August 1, 2016
 
Reoccurrence of bird flu reported in Iraq (Global Animal Disease Update) (week ended Jul 29, 2016)
 
An eFeedLink Exclusive
 
 
Reoccurrence of bird flu was reported in Iraq this week. The following report contains an overview of the disease situation.

ASIA

1.  Reoccurrence of highly pathogenic avian influenza virus detected in Iraq     

Reoccurrence of highly pathogenic avian influenza virus, serotype H5, was detected in Iraq, the World Organisation for Animal Health (OIE) reports.

The information was received by the OIE on July 25 from Dr. Salah Fadhil Abbas, Director General, Veterinary Directorate, Ministry of Agriculture, Bagdad, Iraq.

The outbreak event was reported to have started on June 15, with 11 outbreaks reported in Baghdad and Wasit. 512,948 fatal cases were identified in birds, resulting in 2,310,087 others becoming susceptible, which were all destroyed. The source of the outbreaks was unknown.

Control measures, among others, included movement control inside the country, screening, disinfection, traceability, dipping/spraying, quarantine, surveillance outside and within containment and protection zones, official destruction of animal products, official disposal of carcasses, by-products and waste, control of wildlife reservoirs, and zoning. Vaccination is prohibited and no treatment was given to the affected animals.

2.  Reoccurrence of foot and mouth disease virus detected in Mongolia

Reoccurrence of foot and mouth disease virus was detected in the Mongolia, the OIE reports.

The information was received by the OIE on July 25 from Dr. Battsengel Dambadarjaa, Chief Veterinary Officer Director, Veterinary and Animal Breeding Service, Ministry for Food and Agriculture, Ulaanbaatar, Mongolia.

The outbreak was reported to have started on July 16 on a farm in Govi-sumber. 43 cases were identified in cattle, resulting in three cattle dying and one cattle being destroyed. The source of the outbreaks was unknown.

Control measures, among others, included movement control inside the country, screening, disinfection, quarantine and zoning. Vaccination is permitted but no treatment was given to the affected animals.

EUROPE

3.  First occurrence of lumpy skin disease virus detected in Montenegro             

A first occurrence of lumpy skin disease virus was detected in the Montenegro, the OIE reports.

The information was received by the OIE on July 25 from Dr. Vesna Dakovic, Acting Director, Administration for Food Safety, Veterinary and Phitosanitary Affairs, Ministry of Agriculture and Rural Development, Podgorica, Montenegro.

The outbreak event was reported to have started on July 21 on a farm in Bijelo Polje. One case was identified in cattle, resulting in three cattle becoming susceptible and one cattle being destroyed. The source of the outbreaks was unknown but was reported to be related to outbreaks of lumpy skin disease in other Balkan countries.

Control measures, among others, included movement control inside the country, disinfection, quarantine, surveillance outside containment and protection zones, official destruction of animal products, official disposal of carcasses, by-products and waste, and control of vectors. Vaccination is prohibited and no treatment was given to the affected animals.

4.  Reoccurrence of bluetongue disease virus detected in France                          

Reoccurrence of bluetongue disease virus, serotype 8, was detected in France, the OIE reports.

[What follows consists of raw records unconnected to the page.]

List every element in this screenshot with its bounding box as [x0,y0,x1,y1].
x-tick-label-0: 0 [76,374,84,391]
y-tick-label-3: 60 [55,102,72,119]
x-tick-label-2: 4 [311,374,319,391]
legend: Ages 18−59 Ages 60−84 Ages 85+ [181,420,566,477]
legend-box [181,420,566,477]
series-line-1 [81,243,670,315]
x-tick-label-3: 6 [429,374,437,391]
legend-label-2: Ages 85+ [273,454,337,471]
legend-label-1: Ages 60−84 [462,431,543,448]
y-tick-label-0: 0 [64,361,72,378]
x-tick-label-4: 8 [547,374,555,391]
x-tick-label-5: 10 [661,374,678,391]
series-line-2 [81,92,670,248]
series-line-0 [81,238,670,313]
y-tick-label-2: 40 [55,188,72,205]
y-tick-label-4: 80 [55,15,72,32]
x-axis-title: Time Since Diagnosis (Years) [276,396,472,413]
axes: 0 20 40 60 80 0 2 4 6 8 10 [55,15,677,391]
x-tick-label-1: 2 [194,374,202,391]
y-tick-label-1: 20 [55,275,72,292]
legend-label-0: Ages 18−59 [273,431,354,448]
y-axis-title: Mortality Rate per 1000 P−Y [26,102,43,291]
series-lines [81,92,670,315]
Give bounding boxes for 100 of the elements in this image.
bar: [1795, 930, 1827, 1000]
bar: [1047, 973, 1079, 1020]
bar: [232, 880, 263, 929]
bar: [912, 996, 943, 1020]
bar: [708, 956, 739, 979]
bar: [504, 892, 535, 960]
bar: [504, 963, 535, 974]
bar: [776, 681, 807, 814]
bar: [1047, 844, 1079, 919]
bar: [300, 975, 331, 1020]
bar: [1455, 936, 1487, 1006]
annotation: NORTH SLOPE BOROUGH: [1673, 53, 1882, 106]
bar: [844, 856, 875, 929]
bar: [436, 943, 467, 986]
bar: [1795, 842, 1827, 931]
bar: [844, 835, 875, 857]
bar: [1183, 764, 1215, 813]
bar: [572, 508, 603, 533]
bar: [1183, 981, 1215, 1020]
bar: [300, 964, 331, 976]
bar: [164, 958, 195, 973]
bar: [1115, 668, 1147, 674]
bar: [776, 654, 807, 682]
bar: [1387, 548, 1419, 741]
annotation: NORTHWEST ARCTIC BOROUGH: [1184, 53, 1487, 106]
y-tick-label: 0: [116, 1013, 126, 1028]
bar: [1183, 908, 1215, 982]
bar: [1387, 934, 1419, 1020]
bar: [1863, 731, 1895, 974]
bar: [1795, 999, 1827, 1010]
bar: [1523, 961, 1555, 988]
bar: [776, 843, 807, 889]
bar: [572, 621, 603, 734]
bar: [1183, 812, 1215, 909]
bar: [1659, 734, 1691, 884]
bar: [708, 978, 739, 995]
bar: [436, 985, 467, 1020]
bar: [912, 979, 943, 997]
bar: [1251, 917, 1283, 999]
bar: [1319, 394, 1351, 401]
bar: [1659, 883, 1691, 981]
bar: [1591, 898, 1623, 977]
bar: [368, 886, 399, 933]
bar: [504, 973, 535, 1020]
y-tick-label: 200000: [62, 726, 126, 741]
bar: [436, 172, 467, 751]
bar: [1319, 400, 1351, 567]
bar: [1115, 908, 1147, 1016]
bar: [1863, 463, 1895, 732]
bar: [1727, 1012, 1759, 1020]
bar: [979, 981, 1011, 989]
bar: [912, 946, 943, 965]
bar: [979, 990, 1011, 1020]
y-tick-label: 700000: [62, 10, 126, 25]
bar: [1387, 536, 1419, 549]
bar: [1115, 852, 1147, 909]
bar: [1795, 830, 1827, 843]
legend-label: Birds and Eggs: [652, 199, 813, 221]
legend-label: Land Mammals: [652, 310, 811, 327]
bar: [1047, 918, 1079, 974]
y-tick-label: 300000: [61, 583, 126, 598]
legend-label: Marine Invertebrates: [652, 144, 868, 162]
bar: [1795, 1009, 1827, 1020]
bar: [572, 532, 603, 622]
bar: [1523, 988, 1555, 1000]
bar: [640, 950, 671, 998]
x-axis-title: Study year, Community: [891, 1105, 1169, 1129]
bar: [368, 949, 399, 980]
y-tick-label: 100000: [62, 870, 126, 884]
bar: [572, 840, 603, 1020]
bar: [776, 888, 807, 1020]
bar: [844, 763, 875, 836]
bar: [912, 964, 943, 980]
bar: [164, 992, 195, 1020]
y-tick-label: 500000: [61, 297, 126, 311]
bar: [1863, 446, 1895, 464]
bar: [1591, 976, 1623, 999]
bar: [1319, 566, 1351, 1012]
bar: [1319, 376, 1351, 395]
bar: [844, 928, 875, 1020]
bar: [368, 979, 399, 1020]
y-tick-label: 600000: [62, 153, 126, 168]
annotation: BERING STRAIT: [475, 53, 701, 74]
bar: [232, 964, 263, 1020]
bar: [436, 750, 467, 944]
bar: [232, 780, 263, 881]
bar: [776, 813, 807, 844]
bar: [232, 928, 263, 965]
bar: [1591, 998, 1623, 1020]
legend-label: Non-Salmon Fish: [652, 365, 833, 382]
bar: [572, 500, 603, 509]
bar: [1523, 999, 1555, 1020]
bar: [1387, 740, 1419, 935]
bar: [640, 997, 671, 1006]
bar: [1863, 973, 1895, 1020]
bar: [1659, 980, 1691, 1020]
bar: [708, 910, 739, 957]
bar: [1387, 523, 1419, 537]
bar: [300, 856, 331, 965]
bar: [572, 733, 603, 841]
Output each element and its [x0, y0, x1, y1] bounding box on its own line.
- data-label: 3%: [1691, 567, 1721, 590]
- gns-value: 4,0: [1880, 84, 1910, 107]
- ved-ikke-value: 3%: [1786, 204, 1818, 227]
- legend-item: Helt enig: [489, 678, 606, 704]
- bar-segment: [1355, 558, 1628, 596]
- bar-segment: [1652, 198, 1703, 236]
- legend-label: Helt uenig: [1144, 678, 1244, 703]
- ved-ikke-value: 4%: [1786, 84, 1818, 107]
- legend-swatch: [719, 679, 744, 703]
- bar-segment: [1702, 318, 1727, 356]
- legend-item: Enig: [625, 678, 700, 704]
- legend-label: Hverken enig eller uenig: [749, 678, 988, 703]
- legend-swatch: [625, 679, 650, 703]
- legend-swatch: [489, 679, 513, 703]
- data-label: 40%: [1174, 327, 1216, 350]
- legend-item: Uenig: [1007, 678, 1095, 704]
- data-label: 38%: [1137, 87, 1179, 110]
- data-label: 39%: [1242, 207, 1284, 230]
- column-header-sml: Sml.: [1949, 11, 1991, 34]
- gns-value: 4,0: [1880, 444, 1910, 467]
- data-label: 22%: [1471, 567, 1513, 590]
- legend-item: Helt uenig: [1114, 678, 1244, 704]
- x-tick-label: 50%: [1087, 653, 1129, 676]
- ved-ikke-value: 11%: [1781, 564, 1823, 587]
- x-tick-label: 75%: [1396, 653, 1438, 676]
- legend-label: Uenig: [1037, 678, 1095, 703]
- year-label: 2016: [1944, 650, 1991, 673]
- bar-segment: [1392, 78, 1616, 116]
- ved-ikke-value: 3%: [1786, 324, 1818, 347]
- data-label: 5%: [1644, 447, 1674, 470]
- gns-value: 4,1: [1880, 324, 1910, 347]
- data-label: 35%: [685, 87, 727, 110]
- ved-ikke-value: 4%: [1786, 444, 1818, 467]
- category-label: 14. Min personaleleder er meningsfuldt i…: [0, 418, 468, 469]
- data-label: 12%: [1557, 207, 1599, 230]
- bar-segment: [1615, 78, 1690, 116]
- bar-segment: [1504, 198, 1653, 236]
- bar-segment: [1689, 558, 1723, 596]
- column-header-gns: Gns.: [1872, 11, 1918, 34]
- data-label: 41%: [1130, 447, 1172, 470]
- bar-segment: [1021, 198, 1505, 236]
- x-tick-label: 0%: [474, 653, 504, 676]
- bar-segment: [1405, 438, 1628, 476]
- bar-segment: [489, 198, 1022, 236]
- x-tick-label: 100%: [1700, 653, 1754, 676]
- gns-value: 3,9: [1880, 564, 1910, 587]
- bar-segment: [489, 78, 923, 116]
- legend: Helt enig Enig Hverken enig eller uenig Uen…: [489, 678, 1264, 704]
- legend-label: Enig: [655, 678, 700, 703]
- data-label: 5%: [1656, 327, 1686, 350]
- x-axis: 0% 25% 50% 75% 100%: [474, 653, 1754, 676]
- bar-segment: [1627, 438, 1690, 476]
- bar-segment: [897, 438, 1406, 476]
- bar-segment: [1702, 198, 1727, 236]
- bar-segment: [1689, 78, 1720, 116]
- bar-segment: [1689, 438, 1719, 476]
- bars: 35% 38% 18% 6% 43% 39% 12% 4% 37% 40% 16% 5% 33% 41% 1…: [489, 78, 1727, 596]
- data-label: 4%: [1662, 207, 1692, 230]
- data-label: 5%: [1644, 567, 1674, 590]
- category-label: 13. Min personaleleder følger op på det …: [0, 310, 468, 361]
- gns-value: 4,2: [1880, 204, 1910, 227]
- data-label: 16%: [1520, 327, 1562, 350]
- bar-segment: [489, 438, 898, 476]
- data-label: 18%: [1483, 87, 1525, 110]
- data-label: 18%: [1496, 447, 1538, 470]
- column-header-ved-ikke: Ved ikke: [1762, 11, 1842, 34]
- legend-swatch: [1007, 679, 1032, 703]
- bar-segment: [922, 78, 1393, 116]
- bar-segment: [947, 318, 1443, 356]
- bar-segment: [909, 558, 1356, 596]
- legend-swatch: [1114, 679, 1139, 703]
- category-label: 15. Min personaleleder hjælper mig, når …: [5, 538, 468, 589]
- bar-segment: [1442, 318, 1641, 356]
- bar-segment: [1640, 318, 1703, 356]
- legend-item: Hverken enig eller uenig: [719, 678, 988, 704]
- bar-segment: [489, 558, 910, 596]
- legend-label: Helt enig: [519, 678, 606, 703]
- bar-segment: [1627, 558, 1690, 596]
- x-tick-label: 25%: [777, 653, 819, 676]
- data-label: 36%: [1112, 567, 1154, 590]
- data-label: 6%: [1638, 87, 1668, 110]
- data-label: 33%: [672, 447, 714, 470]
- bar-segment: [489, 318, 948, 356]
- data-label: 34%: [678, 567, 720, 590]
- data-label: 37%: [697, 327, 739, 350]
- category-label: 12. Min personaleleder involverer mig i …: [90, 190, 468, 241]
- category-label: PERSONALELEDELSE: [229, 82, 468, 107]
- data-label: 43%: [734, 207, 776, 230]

The information was received by the OIE on July 25 from Dr. Loic Evain, Directeur Général adjoint, CVO, Direction générale de l'alimentation, Ministère de l'Agriculture, de l'Agroalimentaire et de la Forêt, Paris, France.

Two outbreaks were reported to have started on July 18 on farms in Lozère in south-eastern France. Three fatal cases were identified in cattle, resulting in 473 becoming susceptible. The source of the outbreaks was vectors.

Control measures included movement control inside the country, traceability, and zoning. Vaccination is permitted but no treatment was given to the affected animals.